Being a Pagan, and a self-described tree-hugger, I was sad to realize how little I knew about recognizing different varieties of trees. Thankfully, there are many websites with tree-recognition guides and descriptions of the key pieces of evidence to observe when trying to identify a tree’s species. I also got a handy little book called Tree Finder at the National Arboretum (another little-known resource for nature-lovers in this urban setting). Tree Finder and most of the websites ask the reader to use a leaf to identify the tree, going through a series of questions that separate out different categories (evergreen or deciduous? simple or compound? alternate or opposite arrangement?) to narrow down the possibilities. There’s a whole vocabulary for describing leaves and other features of trees; it can get very detailed, but even a basic understanding makes a big difference to how I perceive trees and their leaves.
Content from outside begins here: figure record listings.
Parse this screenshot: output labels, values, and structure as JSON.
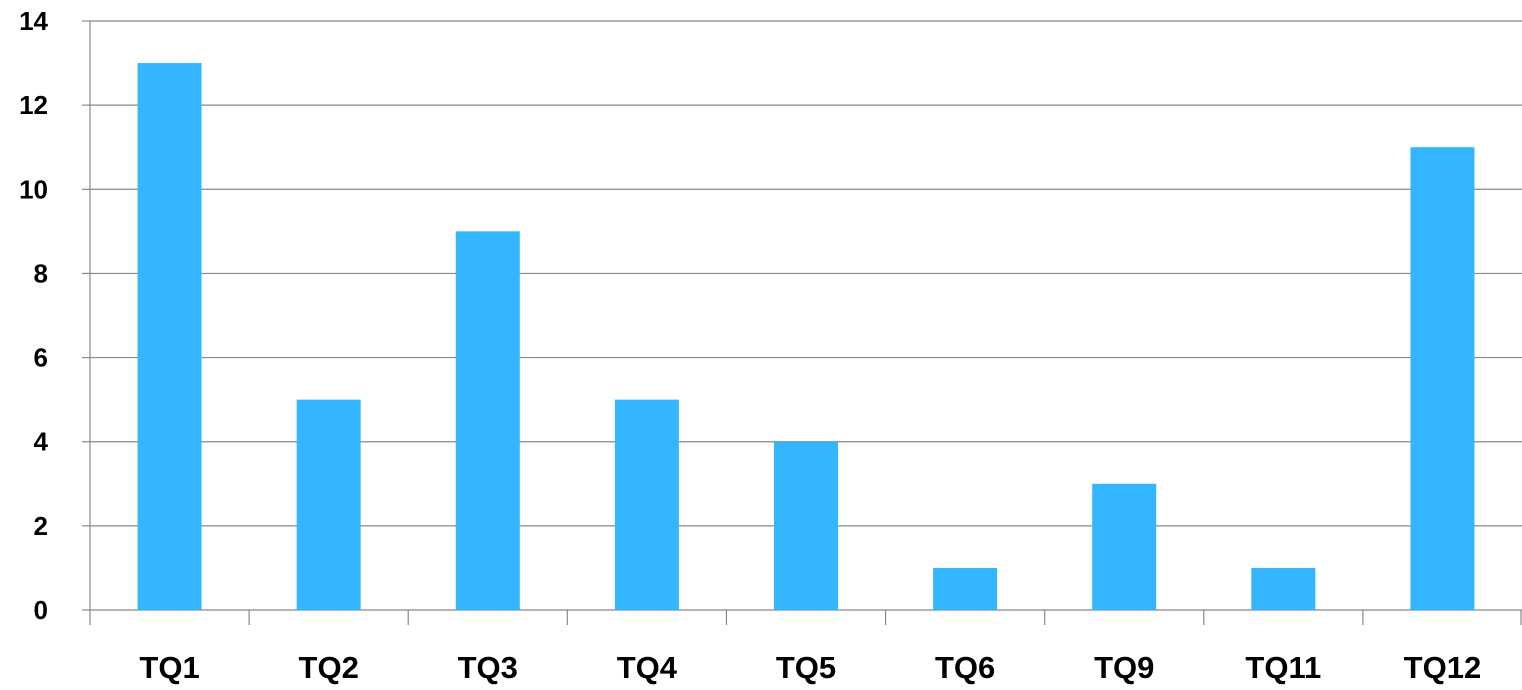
{
  "chart_data": {
    "type": "bar",
    "categories": [
      "TQ1",
      "TQ2",
      "TQ3",
      "TQ4",
      "TQ5",
      "TQ6",
      "TQ9",
      "TQ11",
      "TQ12"
    ],
    "values": [
      13,
      5,
      9,
      5,
      4,
      1,
      3,
      1,
      11
    ],
    "ylim": [
      0,
      14
    ],
    "yticks": [
      0,
      2,
      4,
      6,
      8,
      10,
      12,
      14
    ],
    "grid": true,
    "legend": "none",
    "colors": {
      "bar": "#33B5FF",
      "grid": "#888888",
      "axis": "#888888",
      "text": "#000000"
    }
  }
}
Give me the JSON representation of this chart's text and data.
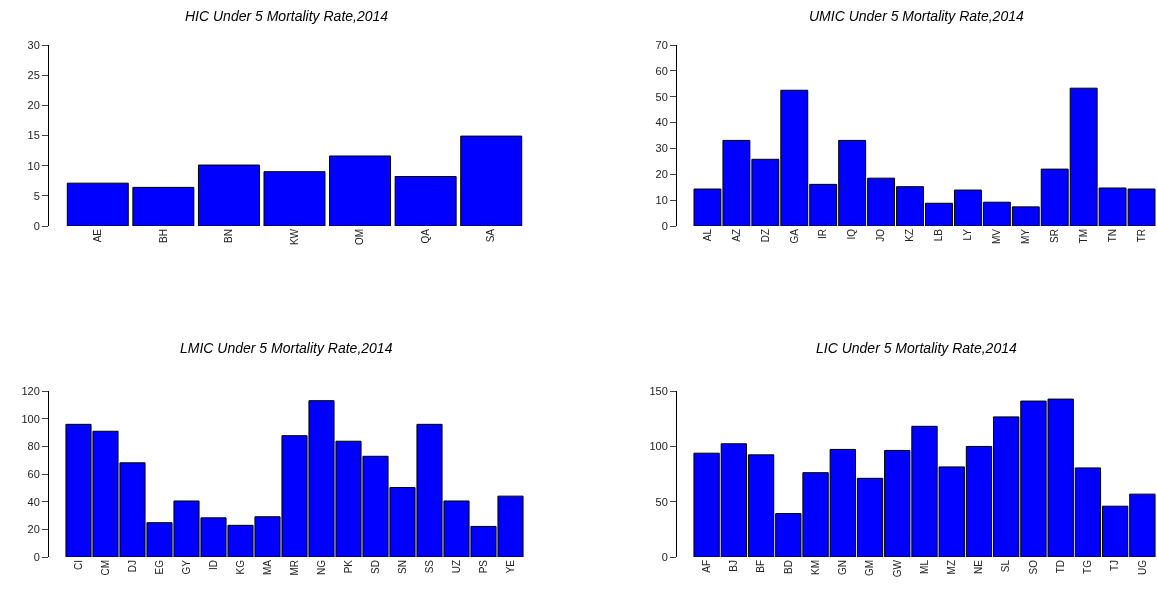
{
  "chart_data": [
    {
      "type": "bar",
      "title": "HIC Under 5 Mortality Rate,2014",
      "categories": [
        "AE",
        "BH",
        "BN",
        "KW",
        "OM",
        "QA",
        "SA"
      ],
      "values": [
        7.1,
        6.4,
        10.1,
        9.0,
        11.6,
        8.2,
        14.9
      ],
      "color": "#0000ff",
      "ylim": [
        0,
        30
      ],
      "yticks": [
        0,
        5,
        10,
        15,
        20,
        25,
        30
      ]
    },
    {
      "type": "bar",
      "title": "UMIC Under 5 Mortality Rate,2014",
      "categories": [
        "AL",
        "AZ",
        "DZ",
        "GA",
        "IR",
        "IQ",
        "JO",
        "KZ",
        "LB",
        "LY",
        "MV",
        "MY",
        "SR",
        "TM",
        "TN",
        "TR"
      ],
      "values": [
        14.3,
        33.1,
        25.8,
        52.5,
        16.1,
        33.1,
        18.5,
        15.2,
        8.8,
        13.9,
        9.2,
        7.4,
        22.0,
        53.3,
        14.7,
        14.3
      ],
      "color": "#0000ff",
      "ylim": [
        0,
        70
      ],
      "yticks": [
        0,
        10,
        20,
        30,
        40,
        50,
        60,
        70
      ]
    },
    {
      "type": "bar",
      "title": "LMIC Under 5 Mortality Rate,2014",
      "categories": [
        "CI",
        "CM",
        "DJ",
        "EG",
        "GY",
        "ID",
        "KG",
        "MA",
        "MR",
        "NG",
        "PK",
        "SD",
        "SN",
        "SS",
        "UZ",
        "PS",
        "YE"
      ],
      "values": [
        95.9,
        90.9,
        68.1,
        24.8,
        40.5,
        28.3,
        22.9,
        29.1,
        87.7,
        113,
        83.7,
        72.8,
        50.2,
        95.9,
        40.5,
        22.1,
        44.0
      ],
      "color": "#0000ff",
      "ylim": [
        0,
        120
      ],
      "yticks": [
        0,
        20,
        40,
        60,
        80,
        100,
        120
      ]
    },
    {
      "type": "bar",
      "title": "LIC Under 5 Mortality Rate,2014",
      "categories": [
        "AF",
        "BJ",
        "BF",
        "BD",
        "KM",
        "GN",
        "GM",
        "GW",
        "ML",
        "MZ",
        "NE",
        "SL",
        "SO",
        "TD",
        "TG",
        "TJ",
        "UG"
      ],
      "values": [
        93.8,
        102.3,
        92.3,
        39.2,
        76.2,
        97.2,
        71.1,
        96.3,
        118.1,
        81.4,
        99.9,
        126.6,
        140.9,
        142.7,
        80.5,
        45.9,
        56.8
      ],
      "color": "#0000ff",
      "ylim": [
        0,
        150
      ],
      "yticks": [
        0,
        50,
        100,
        150
      ]
    }
  ]
}
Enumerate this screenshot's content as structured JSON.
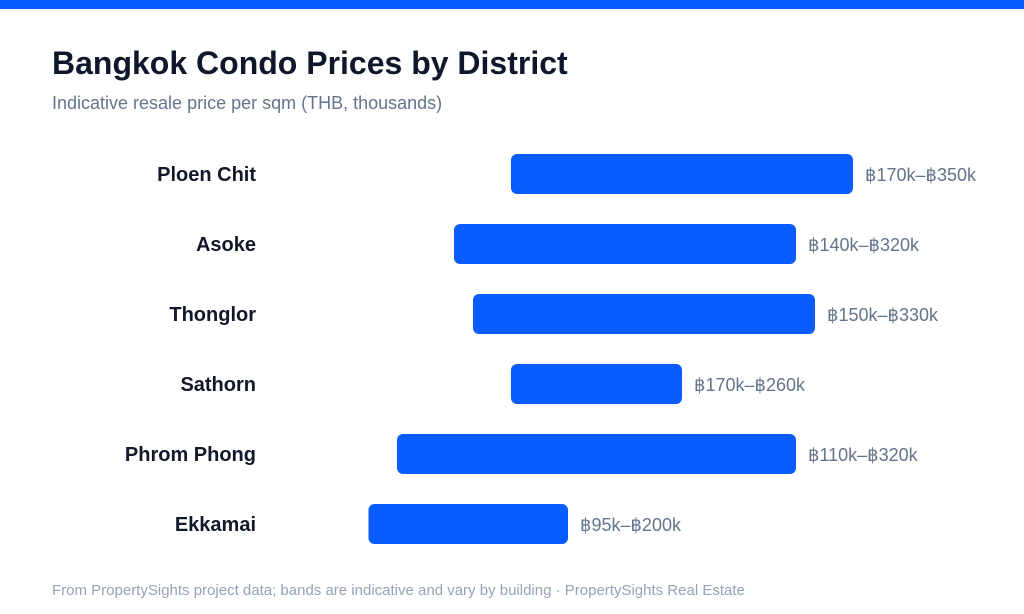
{
  "header": {
    "title": "Bangkok Condo Prices by District",
    "subtitle": "Indicative resale price per sqm (THB, thousands)"
  },
  "footer": {
    "note": "From PropertySights project data; bands are indicative and vary by building · PropertySights Real Estate"
  },
  "colors": {
    "accent": "#0b5cff",
    "bar": "#0b5cff",
    "category_text": "#111827",
    "value_label": "#64748b"
  },
  "chart_data": {
    "type": "bar",
    "orientation": "horizontal",
    "style": "range",
    "title": "Bangkok Condo Prices by District",
    "subtitle": "Indicative resale price per sqm (THB, thousands)",
    "categories": [
      "Ploen Chit",
      "Asoke",
      "Thonglor",
      "Sathorn",
      "Phrom Phong",
      "Ekkamai"
    ],
    "series": [
      {
        "low": [
          170,
          140,
          150,
          170,
          110,
          95
        ],
        "high": [
          350,
          320,
          330,
          260,
          320,
          200
        ],
        "labels": [
          "฿170k–฿350k",
          "฿140k–฿320k",
          "฿150k–฿330k",
          "฿170k–฿260k",
          "฿110k–฿320k",
          "฿95k–฿200k"
        ]
      }
    ],
    "xlim": [
      0,
      350
    ],
    "grid": false,
    "legend": "none"
  }
}
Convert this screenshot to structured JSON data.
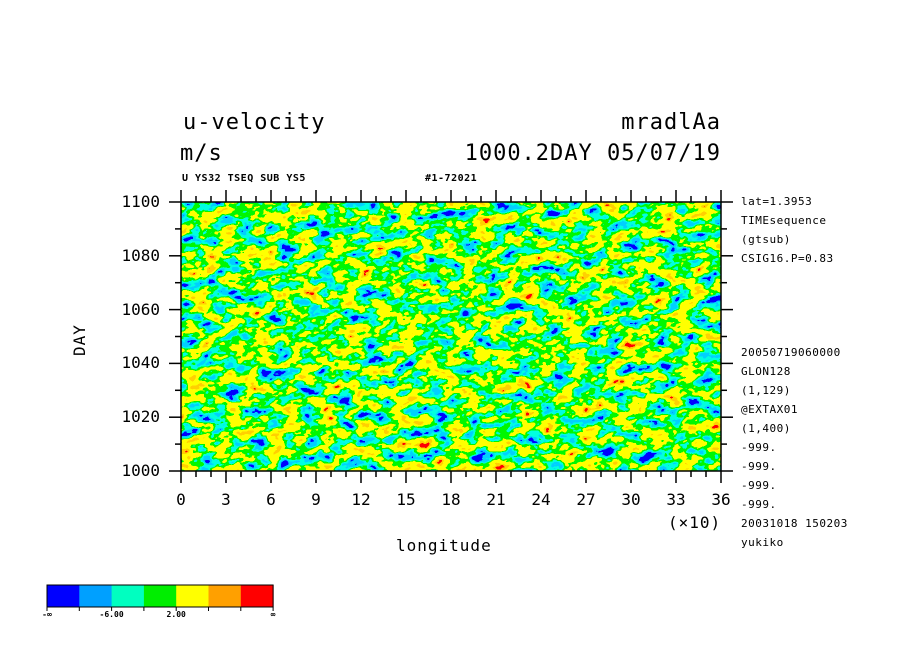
{
  "header": {
    "left_title": "u-velocity",
    "left_units": "m/s",
    "right_title": "mradlAa",
    "right_sub": "1000.2DAY 05/07/19",
    "sub_left": "U YS32 TSEQ SUB YS5",
    "sub_mid": "#1-72021"
  },
  "side_info": {
    "top": [
      "lat=1.3953",
      "TIMEsequence",
      "(gtsub)",
      "CSIG16.P=0.83"
    ],
    "bottom": [
      "20050719060000",
      "GLON128",
      "(1,129)",
      "@EXTAX01",
      "(1,400)",
      "-999.",
      "-999.",
      "-999.",
      "-999.",
      "20031018 150203",
      "yukiko"
    ]
  },
  "chart_data": {
    "type": "heatmap",
    "title": "u-velocity",
    "xlabel": "longitude",
    "ylabel": "DAY",
    "x_multiplier": "(×10)",
    "xlim": [
      0,
      36
    ],
    "ylim": [
      1000,
      1100
    ],
    "x_ticks": [
      "0",
      "3",
      "6",
      "9",
      "12",
      "15",
      "18",
      "21",
      "24",
      "27",
      "30",
      "33",
      "36"
    ],
    "y_ticks": [
      "1000",
      "1020",
      "1040",
      "1060",
      "1080",
      "1100"
    ],
    "colorbar": {
      "colors": [
        "#0000ff",
        "#00a0ff",
        "#00ffc0",
        "#00ee00",
        "#ffff00",
        "#ffa000",
        "#ff0000"
      ],
      "labels": [
        "-∞",
        "-6.00",
        "2.00",
        "∞"
      ]
    }
  }
}
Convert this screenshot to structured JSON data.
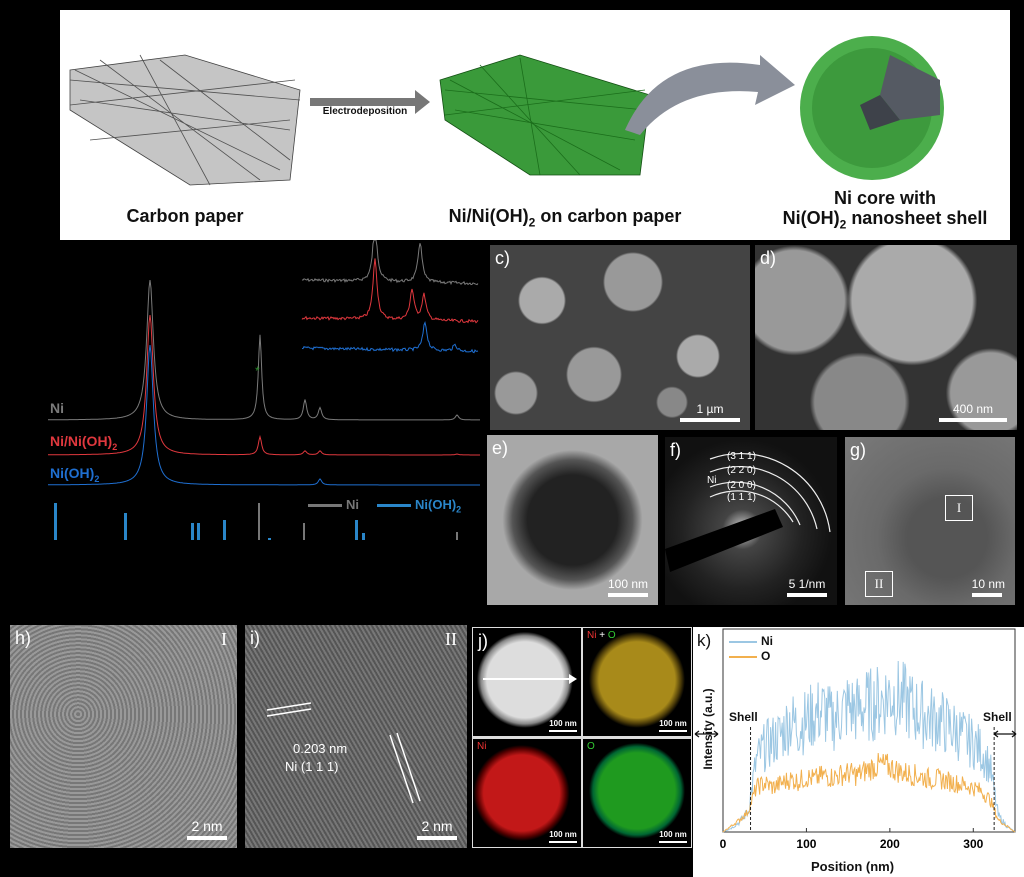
{
  "schematic": {
    "carbon_paper": "Carbon paper",
    "arrow_label": "Electrodeposition",
    "deposit_label_main": "Ni/Ni(OH)",
    "deposit_label_sub": "2",
    "deposit_label_tail": " on carbon paper",
    "core_line1": "Ni core with",
    "core_line2_main": "Ni(OH)",
    "core_line2_sub": "2",
    "core_line2_tail": " nanosheet shell"
  },
  "xrd": {
    "series": [
      {
        "name": "Ni",
        "color": "#7a7a7a"
      },
      {
        "name_main": "Ni/Ni(OH)",
        "name_sub": "2",
        "color": "#e0383e"
      },
      {
        "name_main": "Ni(OH)",
        "name_sub": "2",
        "color": "#1f6fd1"
      }
    ],
    "reference_legend": {
      "ni": "Ni",
      "nioh_main": "Ni(OH)",
      "nioh_sub": "2"
    },
    "marker": "*"
  },
  "panels": {
    "c": {
      "label": "c)",
      "scale": "1 µm"
    },
    "d": {
      "label": "d)",
      "scale": "400 nm"
    },
    "e": {
      "label": "e)",
      "scale": "100 nm"
    },
    "f": {
      "label": "f)",
      "scale": "5 1/nm",
      "phase": "Ni",
      "rings": [
        "(3 1 1)",
        "(2 2 0)",
        "(2 0 0)",
        "(1 1 1)"
      ]
    },
    "g": {
      "label": "g)",
      "scale": "10 nm",
      "box1": "I",
      "box2": "II"
    },
    "h": {
      "label": "h)",
      "scale": "2 nm",
      "region": "I"
    },
    "i": {
      "label": "i)",
      "scale": "2 nm",
      "region": "II",
      "spacing": "0.203 nm",
      "plane": "Ni (1 1 1)"
    },
    "j": {
      "label": "j)",
      "scale": "100 nm",
      "ni": "Ni",
      "plus": "+",
      "o": "O"
    }
  },
  "chart_data": {
    "type": "line",
    "panel_label": "k)",
    "xlabel": "Position (nm)",
    "ylabel": "Intensity (a.u.)",
    "xlim": [
      0,
      350
    ],
    "xticks": [
      0,
      100,
      200,
      300
    ],
    "legend": "top-left",
    "annotations": [
      "Shell",
      "Shell"
    ],
    "shell_boundaries": [
      33,
      325
    ],
    "x": [
      0,
      10,
      20,
      30,
      40,
      50,
      60,
      70,
      80,
      90,
      100,
      110,
      120,
      130,
      140,
      150,
      160,
      170,
      180,
      190,
      200,
      210,
      220,
      230,
      240,
      250,
      260,
      270,
      280,
      290,
      300,
      310,
      320,
      330,
      340,
      350
    ],
    "series": [
      {
        "name": "Ni",
        "color": "#9cc7e3",
        "values": [
          0,
          2,
          5,
          10,
          35,
          42,
          45,
          48,
          55,
          52,
          55,
          58,
          60,
          55,
          58,
          62,
          60,
          62,
          63,
          65,
          68,
          66,
          64,
          60,
          58,
          56,
          55,
          52,
          50,
          46,
          44,
          40,
          32,
          8,
          3,
          0
        ]
      },
      {
        "name": "O",
        "color": "#f2b04e",
        "values": [
          0,
          3,
          6,
          10,
          22,
          24,
          22,
          24,
          26,
          25,
          27,
          26,
          28,
          27,
          28,
          29,
          28,
          30,
          32,
          33,
          32,
          30,
          29,
          28,
          27,
          26,
          26,
          25,
          24,
          23,
          22,
          20,
          16,
          6,
          3,
          0
        ]
      }
    ]
  }
}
Taking a walk on TR Island after even just a superficial lesson in leaf study was an entirely different world. With the new vocabulary I had available, I could take in at a glance a whole range of information about a tree. Before, I would have seen a tree in a more holistic fashion, a very passive observance of “oh, it’s pretty; it’s green, and has leaves…” Now, I can recognize features that help me understand more about the tree than just what I’m seeing at the moment; most oaks have distinctive leaves, and now I see them and realize this tree will have acorns in the fall. Individual trees jump out at me more quickly, and seem to have more personality with my increased awareness. I don’t have to trace the branches back to the trunk to tell where a sycamore and an ash tree are intertwined, or to know that the brilliant red ivy is a parasitical growth on the tree whose leaves have only started to go orange, giving it the look of a varicolored flame. It’s as if I can start to make out letters in a language that was previously just squiggles.

This shift is a welcome one, because I want to be able to understand the forest better, but it’s also a startling demonstration of how gaining one kind of perception can mean losing another. Usually, these kinds of changes take place over a long time, so that by the time we’ve learned the new way of seeing, we can hardly remember what it was like before. Vocabulary helps us describe things in part by defining what’s important to pay attention to. Whether or not this leaf has a spider on it isn’t important when I’m focusing on whether the edge is serrated or smooth; but in learning what to pay attention to, I learn to ignore other things as well. It’s a shift from holistic perception to focused, detailed perception. Sometimes, though, it’s important to be “distracted” by the spider, or the startling tapestry that the forest makes as each tree’s leaves change separately depending on a multitude of factors.

Starhawk talks about “twilight consciousness” in The Spiral Dance, encouraging those who would worship the Goddess to rely not only on the kind of linear, detail-focused, knowledge-heavy awareness, but also on the awareness that sits back more passively and takes in the larger picture, that seeks patterns and wholeness as well. Learning how to “read” leaves in more detail makes me more aware of the difference between the twilight consciousness of simply being in the forest, as opposed to the spotlight consciousness of identifying species. I think as Pagans that we need to cultivate both. We need to know which kind of consciousness we’re using, which kind is appropriate for a specific time or place or goal, and we want to be able to shift back and forth between them, experiencing both the wholeness and holiness of our surroundings and an intimate and detailed knowledge of them.